Изобретательно снятая панковская драма об австралийском Робин Гуде, поставленная режиссёром «Макбета» и «Кредо убийцы».
Нед Келли (Джордж МакКей) — выходец из семьи ирландских арестантов, сосланных в Австралию. Его отец кое-как содержит семью, пока мать ублажает британского офицера (Чарли Ханнэм), чтобы упростить жизнь своим детям. Через десяток лет Нед, покинувший дом и оказавшийся в центре австралийской цивилизации, под гнётом несправедливости и из-за вероломности другого англичанина (Николас Холт), решит основать свою банду бушрейнджеров, наводивших ужас на британских колонизаторов в конце позапрошлого столетия.
Британцы лохи, копы — дуры, мы фанаты панк-культуры: до российского проката наконец добралась «Подлинная история банды Келли», новая работа австралийского визионера Джастина Курзеля. Режиссёра с, безусловно, выдающимся чувством стиля, но не всегда способного нащупать связь со своим материалом. Его «Макбета», при всех визуальных опять же достоинствах, лучше никогда не пересматривать (большой шанс, что разочаруетесь), а от «Кредо убийцы» стоит держаться на расстоянии пушечного выстрела — в обоих случаях строгая драматургия исходного текста открыто конфронтирует пижонской кинематографии Курзеля, которого чистый нарратив интересует меньше всего.
«Подлинная история банды Келли» в этом смысле выглядит абсолютным режиссёрским попаданием: в руках Джастина легендарная (особенно для австралийцев) история Неда Келли, бушменского Робин Гуда в платье, превращается в кино-ощущение, кино-поток, где сколько-нибудь связная сюжетика уступает место чистой синемагии. Клиповое мышление постановщика с его любовью к резким монтажным фразам и выхолощенной поэтикой в кои-то веки удачно ложится в крамольный дух фильма: агрессивный панк-рок на саундтреке, вечно плывущая, нестабильная, искажающая пропорции широкоугольная камера с несколькими внезапными переходами на камеру субъективную — вся картина выглядит как одно большое музыкальное видео каких-нибудь австралийских гаражных бунтарей (или, скажем, King Gizzard, если они вновь ударятся в жанровые эксперименты), для которых Нед Келли навсегда стал символом своеволия и свободолюбия.
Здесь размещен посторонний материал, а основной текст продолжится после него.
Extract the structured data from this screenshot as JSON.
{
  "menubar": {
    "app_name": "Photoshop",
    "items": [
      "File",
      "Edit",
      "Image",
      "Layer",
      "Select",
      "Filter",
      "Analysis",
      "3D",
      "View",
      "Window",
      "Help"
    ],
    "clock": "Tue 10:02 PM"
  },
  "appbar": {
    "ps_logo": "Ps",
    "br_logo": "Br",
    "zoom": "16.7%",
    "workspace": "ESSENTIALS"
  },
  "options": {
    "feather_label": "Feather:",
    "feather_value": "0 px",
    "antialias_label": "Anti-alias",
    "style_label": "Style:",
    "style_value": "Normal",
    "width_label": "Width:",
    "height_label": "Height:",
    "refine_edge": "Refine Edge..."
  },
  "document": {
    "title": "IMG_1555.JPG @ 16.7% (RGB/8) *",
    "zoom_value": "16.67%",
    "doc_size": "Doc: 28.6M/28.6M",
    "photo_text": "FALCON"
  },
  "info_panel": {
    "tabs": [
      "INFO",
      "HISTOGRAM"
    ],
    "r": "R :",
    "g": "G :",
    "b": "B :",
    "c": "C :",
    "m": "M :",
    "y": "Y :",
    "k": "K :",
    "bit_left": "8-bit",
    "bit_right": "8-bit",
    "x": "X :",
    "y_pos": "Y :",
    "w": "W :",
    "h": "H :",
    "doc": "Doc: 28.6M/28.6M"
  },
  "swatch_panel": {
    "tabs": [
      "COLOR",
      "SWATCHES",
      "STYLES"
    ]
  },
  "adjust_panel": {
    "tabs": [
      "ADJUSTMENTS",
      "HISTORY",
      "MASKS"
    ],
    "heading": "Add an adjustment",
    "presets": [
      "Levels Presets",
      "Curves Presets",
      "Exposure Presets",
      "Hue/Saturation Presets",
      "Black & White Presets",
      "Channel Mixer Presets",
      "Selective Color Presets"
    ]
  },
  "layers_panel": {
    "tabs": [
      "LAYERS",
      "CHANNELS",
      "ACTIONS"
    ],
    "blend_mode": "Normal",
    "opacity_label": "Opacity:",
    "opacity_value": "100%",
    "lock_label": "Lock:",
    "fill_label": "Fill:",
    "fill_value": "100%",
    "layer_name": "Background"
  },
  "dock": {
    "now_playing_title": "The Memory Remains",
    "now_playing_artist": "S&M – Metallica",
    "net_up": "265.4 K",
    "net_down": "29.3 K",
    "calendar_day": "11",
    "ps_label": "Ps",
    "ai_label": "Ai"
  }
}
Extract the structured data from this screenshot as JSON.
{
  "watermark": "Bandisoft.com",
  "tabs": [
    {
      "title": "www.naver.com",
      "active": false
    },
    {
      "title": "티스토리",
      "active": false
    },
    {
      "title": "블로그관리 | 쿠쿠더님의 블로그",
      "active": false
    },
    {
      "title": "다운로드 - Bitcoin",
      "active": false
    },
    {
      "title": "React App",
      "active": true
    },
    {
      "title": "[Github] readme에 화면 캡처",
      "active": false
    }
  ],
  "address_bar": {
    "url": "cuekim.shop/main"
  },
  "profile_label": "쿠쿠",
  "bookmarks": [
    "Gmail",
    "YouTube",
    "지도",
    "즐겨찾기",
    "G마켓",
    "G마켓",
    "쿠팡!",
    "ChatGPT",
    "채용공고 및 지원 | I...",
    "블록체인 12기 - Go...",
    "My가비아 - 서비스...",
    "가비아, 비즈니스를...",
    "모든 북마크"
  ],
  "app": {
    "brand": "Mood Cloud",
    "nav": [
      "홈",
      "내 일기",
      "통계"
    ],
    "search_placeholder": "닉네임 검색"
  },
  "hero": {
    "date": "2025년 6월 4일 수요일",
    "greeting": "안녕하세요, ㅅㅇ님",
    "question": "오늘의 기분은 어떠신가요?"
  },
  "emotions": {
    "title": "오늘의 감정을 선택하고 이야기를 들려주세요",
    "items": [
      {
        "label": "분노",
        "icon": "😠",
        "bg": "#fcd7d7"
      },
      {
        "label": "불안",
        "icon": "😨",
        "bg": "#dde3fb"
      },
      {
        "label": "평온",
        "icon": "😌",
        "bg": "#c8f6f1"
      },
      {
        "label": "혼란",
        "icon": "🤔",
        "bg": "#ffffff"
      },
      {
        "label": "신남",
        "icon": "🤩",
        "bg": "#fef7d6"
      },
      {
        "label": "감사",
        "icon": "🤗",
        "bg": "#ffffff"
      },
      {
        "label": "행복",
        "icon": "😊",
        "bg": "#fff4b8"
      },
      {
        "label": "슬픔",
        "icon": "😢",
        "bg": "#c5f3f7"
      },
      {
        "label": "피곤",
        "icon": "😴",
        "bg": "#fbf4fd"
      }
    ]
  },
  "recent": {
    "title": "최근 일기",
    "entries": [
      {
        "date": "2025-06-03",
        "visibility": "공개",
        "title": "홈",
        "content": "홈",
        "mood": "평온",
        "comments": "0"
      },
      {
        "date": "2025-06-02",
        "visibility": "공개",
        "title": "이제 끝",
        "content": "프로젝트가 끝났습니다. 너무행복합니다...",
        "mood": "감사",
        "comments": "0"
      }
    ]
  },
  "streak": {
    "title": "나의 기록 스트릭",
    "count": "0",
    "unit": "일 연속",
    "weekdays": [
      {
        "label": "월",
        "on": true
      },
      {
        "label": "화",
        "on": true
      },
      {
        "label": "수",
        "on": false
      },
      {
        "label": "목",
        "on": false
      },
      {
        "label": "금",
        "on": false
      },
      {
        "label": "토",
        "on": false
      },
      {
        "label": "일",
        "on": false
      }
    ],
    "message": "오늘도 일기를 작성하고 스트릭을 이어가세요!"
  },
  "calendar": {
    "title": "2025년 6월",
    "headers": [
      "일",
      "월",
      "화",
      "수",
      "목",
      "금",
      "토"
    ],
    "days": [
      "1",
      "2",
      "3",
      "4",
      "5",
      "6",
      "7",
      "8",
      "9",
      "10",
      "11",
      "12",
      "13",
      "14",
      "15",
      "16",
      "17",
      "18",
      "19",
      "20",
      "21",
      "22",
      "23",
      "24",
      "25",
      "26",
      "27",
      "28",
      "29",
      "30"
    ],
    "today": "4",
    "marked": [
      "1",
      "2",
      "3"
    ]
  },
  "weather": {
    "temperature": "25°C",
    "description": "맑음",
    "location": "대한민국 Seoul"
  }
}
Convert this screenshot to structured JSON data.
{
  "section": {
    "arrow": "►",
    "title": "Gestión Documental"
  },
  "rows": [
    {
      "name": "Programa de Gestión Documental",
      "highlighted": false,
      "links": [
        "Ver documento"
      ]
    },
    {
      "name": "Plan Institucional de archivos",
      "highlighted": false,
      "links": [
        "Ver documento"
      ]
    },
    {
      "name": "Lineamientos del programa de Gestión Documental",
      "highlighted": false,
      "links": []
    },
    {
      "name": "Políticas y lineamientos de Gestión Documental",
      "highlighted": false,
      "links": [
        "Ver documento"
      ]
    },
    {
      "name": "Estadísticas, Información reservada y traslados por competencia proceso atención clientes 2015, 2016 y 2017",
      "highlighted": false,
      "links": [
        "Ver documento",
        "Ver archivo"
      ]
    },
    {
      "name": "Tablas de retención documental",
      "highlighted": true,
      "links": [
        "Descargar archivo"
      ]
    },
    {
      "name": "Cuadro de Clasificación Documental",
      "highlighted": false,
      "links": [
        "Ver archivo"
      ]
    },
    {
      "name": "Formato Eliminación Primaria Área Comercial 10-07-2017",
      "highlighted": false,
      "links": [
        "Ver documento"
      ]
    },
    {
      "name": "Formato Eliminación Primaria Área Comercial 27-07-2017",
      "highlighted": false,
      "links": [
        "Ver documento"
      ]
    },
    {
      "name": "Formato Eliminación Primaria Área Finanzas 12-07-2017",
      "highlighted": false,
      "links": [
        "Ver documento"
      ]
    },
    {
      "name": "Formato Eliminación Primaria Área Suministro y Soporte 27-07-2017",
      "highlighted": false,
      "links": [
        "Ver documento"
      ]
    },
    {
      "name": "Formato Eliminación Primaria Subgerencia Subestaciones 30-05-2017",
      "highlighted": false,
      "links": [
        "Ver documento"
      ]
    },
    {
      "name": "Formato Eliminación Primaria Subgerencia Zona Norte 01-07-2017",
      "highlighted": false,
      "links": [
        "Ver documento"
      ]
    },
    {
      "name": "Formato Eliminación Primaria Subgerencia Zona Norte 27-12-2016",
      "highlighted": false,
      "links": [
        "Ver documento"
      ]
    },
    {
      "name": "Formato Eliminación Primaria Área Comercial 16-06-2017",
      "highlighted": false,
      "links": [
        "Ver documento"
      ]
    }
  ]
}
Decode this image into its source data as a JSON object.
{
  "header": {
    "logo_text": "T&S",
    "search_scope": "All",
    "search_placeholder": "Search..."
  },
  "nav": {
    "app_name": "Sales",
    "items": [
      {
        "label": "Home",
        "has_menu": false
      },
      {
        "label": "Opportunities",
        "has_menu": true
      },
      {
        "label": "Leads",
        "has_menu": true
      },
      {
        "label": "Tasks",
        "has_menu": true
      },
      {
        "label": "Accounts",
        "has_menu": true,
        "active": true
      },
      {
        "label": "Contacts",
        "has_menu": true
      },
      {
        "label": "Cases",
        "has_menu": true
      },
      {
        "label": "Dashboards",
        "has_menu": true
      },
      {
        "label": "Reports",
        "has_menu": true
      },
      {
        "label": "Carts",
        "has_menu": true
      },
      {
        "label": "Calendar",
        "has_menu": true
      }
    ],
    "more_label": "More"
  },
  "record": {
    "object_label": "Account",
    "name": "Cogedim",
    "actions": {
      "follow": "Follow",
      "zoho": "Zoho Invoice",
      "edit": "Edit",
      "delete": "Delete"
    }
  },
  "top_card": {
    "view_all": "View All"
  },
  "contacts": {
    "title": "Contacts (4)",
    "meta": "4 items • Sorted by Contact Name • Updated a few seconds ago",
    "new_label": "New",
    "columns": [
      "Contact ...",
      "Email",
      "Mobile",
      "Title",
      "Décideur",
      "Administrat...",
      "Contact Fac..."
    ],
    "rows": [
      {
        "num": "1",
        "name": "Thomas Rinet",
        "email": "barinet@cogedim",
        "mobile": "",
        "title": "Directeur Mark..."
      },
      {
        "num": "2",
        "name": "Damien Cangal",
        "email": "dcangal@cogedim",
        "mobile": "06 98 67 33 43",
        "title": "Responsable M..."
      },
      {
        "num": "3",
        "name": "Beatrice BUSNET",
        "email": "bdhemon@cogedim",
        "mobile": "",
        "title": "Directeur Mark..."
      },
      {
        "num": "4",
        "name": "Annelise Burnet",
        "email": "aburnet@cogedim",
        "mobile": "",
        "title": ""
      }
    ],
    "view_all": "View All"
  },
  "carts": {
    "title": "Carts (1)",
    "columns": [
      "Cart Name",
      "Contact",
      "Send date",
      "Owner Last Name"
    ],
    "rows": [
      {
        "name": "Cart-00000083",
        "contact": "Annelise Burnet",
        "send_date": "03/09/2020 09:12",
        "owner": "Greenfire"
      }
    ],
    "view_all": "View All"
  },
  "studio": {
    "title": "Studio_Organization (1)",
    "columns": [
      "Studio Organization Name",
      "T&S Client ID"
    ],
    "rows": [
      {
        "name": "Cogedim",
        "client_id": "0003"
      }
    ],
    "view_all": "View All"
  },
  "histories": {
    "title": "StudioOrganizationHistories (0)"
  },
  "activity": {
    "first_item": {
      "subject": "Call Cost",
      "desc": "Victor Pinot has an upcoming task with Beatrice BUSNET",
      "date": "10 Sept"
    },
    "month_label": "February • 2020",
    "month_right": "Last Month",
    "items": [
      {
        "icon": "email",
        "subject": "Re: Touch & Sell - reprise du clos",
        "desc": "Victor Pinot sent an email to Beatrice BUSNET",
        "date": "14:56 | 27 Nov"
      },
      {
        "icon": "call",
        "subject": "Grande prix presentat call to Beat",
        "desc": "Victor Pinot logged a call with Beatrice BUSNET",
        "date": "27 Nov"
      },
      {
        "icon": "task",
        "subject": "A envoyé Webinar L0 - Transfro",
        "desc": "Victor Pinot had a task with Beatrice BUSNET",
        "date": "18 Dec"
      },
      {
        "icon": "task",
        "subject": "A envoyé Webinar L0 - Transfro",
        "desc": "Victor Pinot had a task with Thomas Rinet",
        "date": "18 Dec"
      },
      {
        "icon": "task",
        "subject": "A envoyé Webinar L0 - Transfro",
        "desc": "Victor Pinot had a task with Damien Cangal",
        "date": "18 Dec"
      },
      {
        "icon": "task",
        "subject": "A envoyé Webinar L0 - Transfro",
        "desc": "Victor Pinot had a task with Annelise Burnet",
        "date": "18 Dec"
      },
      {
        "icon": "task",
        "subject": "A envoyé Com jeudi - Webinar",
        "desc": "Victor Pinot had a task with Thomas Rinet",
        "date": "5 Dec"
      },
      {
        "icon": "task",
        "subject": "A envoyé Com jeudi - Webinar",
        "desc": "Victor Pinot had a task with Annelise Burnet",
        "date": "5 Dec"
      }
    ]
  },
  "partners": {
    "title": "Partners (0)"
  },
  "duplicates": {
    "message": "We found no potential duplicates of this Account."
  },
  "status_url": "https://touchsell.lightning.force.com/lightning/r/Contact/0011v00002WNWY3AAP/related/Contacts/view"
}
При этом сама деятельность банды Келли — молодых шалопаев в женских платьях и самодельных рыцарских латах — Курзеля интересует не сильно: понять, что же именно такого легендарного они натворили, зритель сможет лишь по мимолётно выброшенным фразам. Вместо этого он фокусируется на классическом «становлении героя», старательно выписывает Неду детские комплексы и тянущиеся за ним несправедливости: скверное отношение британских колонизаторов, отец — слабак, мать — стерва, продавшая за копейки в рабство небритому бушрейнджеру (короткий, но эффектный выход Рассела Кроу). Всё это не слишком интересно в контексте большой истории — и так, в общем, понятно, что Келли грабить стал не от хорошей жизни, — но очень важно для контекста времени. Такого этнографического австралийского мифа со всеми вытекающими атрибутами — экоцентристской эстетикой ещё не сгоревшего буша (так австралийцы, если что, называют свои леса) и всепоглощающей ненавистью к британскому военному диктату.
Поэтому здесь, как и в недавнем «Соловье», важное место занимает всё тот же лес — символ утерянной связи человека с его биологическим, животным началом. А поголовно все персонажи-англичане — мрази и ублюдки, причём наибольшими ублюдками оказываются те, кто поначалу выглядят самыми невинными. Тут, правда, возникает вопрос к режиссёру Курзелю: что ж, если он так не любит британцев, у него роль национального героя играет лондонец Джордж МакКей, а его жену и наставника — новозеландцы Томасин МакКензи и Рассел Кроу соответственно? Непатриотично как-то вышло. Впрочем, вряд ли к МакКею будут претензии даже у самых заядлых австралофилов — уж слишком он, чертяга, хорош.
Единственное, что, пожалуй, странно в «Подлинной истории банды Келли» — то, что при всём ренегатском духе фильма Джастин Курзель как-то побаивается насилия: прячет самые жестокие моменты за монтажные склейки и лишь пару раз позволяет себе пролить на экран кровь. Его стеснительность не очень подходит фильму и усиливает ощущение, что для кино о слепом протесте в «Банде Келли» маловато самого протеста — по сути, за него отдувается лишь финальная перестрелка. Без вопросов, впрочем, великая и, вероятно, работавшая бы не так хорошо, если весь фильм состоял из таких витальных выплесков звериной ярости.